On Sun, Dec 20, 2020 at 8:07 PM Tom Lane <tgl@sss.pgh.pa.us> wrote:
> One minor thought is that in
>
> + struct iovec iov[Min(IOV_MAX, 1024)]; /* cap stack space */
>
> it seems like pretty much every use of IOV_MAX would want some
> similar cap. Should we centralize that idea with, say,
>
> #define PG_IOV_MAX Min(IOV_MAX, 1024)
>
> ? Or will the plausible cap vary across uses?
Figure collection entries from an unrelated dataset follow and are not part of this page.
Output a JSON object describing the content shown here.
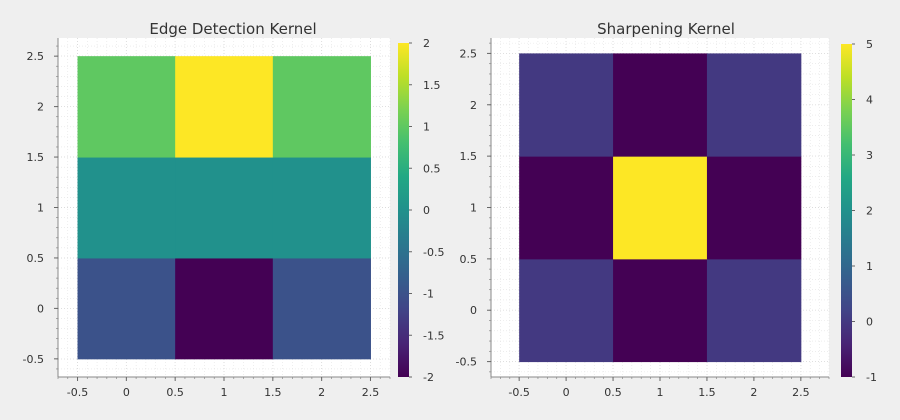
{
  "chart_data": [
    {
      "type": "heatmap",
      "title": "Edge Detection Kernel",
      "colormap": "viridis",
      "values": [
        [
          -1,
          -2,
          -1
        ],
        [
          0,
          0,
          0
        ],
        [
          1,
          2,
          1
        ]
      ],
      "xlim": [
        -0.7,
        2.7
      ],
      "ylim": [
        2.68,
        -0.68
      ],
      "xticks": [
        -0.5,
        0,
        0.5,
        1,
        1.5,
        2,
        2.5
      ],
      "xtick_labels": [
        "-0.5",
        "0",
        "0.5",
        "1",
        "1.5",
        "2",
        "2.5"
      ],
      "yticks": [
        -0.5,
        0,
        0.5,
        1,
        1.5,
        2,
        2.5
      ],
      "ytick_labels": [
        "-0.5",
        "0",
        "0.5",
        "1",
        "1.5",
        "2",
        "2.5"
      ],
      "colorbar": {
        "range": [
          -2,
          2
        ],
        "ticks": [
          2,
          1.5,
          1,
          0.5,
          0,
          -0.5,
          -1,
          -1.5,
          -2
        ],
        "tick_labels": [
          "2",
          "1.5",
          "1",
          "0.5",
          "0",
          "-0.5",
          "-1",
          "-1.5",
          "-2"
        ]
      },
      "grid": true
    },
    {
      "type": "heatmap",
      "title": "Sharpening Kernel",
      "colormap": "viridis",
      "values": [
        [
          0,
          -1,
          0
        ],
        [
          -1,
          5,
          -1
        ],
        [
          0,
          -1,
          0
        ]
      ],
      "xlim": [
        -0.8,
        2.8
      ],
      "ylim": [
        2.65,
        -0.65
      ],
      "xticks": [
        -0.5,
        0,
        0.5,
        1,
        1.5,
        2,
        2.5
      ],
      "xtick_labels": [
        "-0.5",
        "0",
        "0.5",
        "1",
        "1.5",
        "2",
        "2.5"
      ],
      "yticks": [
        -0.5,
        0,
        0.5,
        1,
        1.5,
        2,
        2.5
      ],
      "ytick_labels": [
        "-0.5",
        "0",
        "0.5",
        "1",
        "1.5",
        "2",
        "2.5"
      ],
      "colorbar": {
        "range": [
          -1,
          5
        ],
        "ticks": [
          5,
          4,
          3,
          2,
          1,
          0,
          -1
        ],
        "tick_labels": [
          "5",
          "4",
          "3",
          "2",
          "1",
          "0",
          "-1"
        ]
      },
      "grid": true
    }
  ]
}
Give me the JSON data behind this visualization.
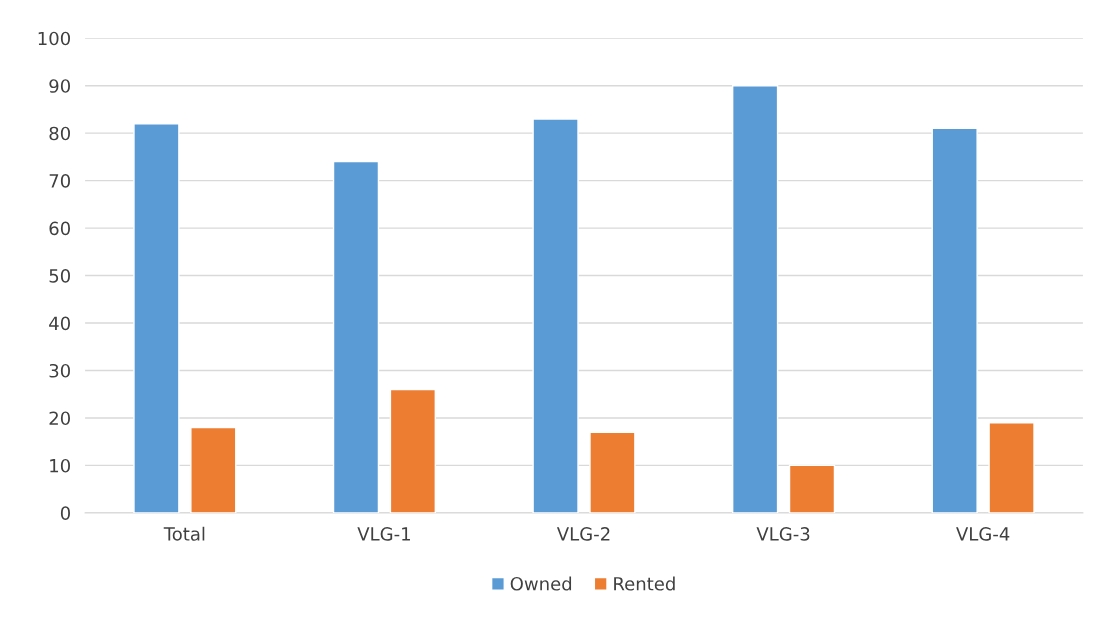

Hmm. For the real intended user of this, namely worker processes that
simulate AIO when native AIO isn't available, higher level code will
limit the iov count to much smaller numbers anyway. It wants to try
to stay under typical device limits for vectored I/O, because split
requests would confound attempts to model and limit queue depth and
control latency. In Andres's AIO prototype he currently has a macro
PGAIO_MAX_COMBINE set to 16 (meaning approximately 16 data block or
wal reads/writes = 128KB worth of scatter/gather per I/O request); I
guess it should really be Min(IOV_MAX, <something>), but I don't
currently have an opinion on the <something>, except that it should
surely be closer to 16 than 1024 (for example
/sys/block/nvme0n1/queue/max_segments is 33 here). I mention all this
to explain that I don't think the code in patch 0002 is going to turn
out to be very typical: it's trying to minimise system calls by
staying under an API limit (though I cap it for allocation sanity),
whereas more typical code probably wants to stay under a device limit,
so I don't immediately have another use for eg PG_IOV_MAX.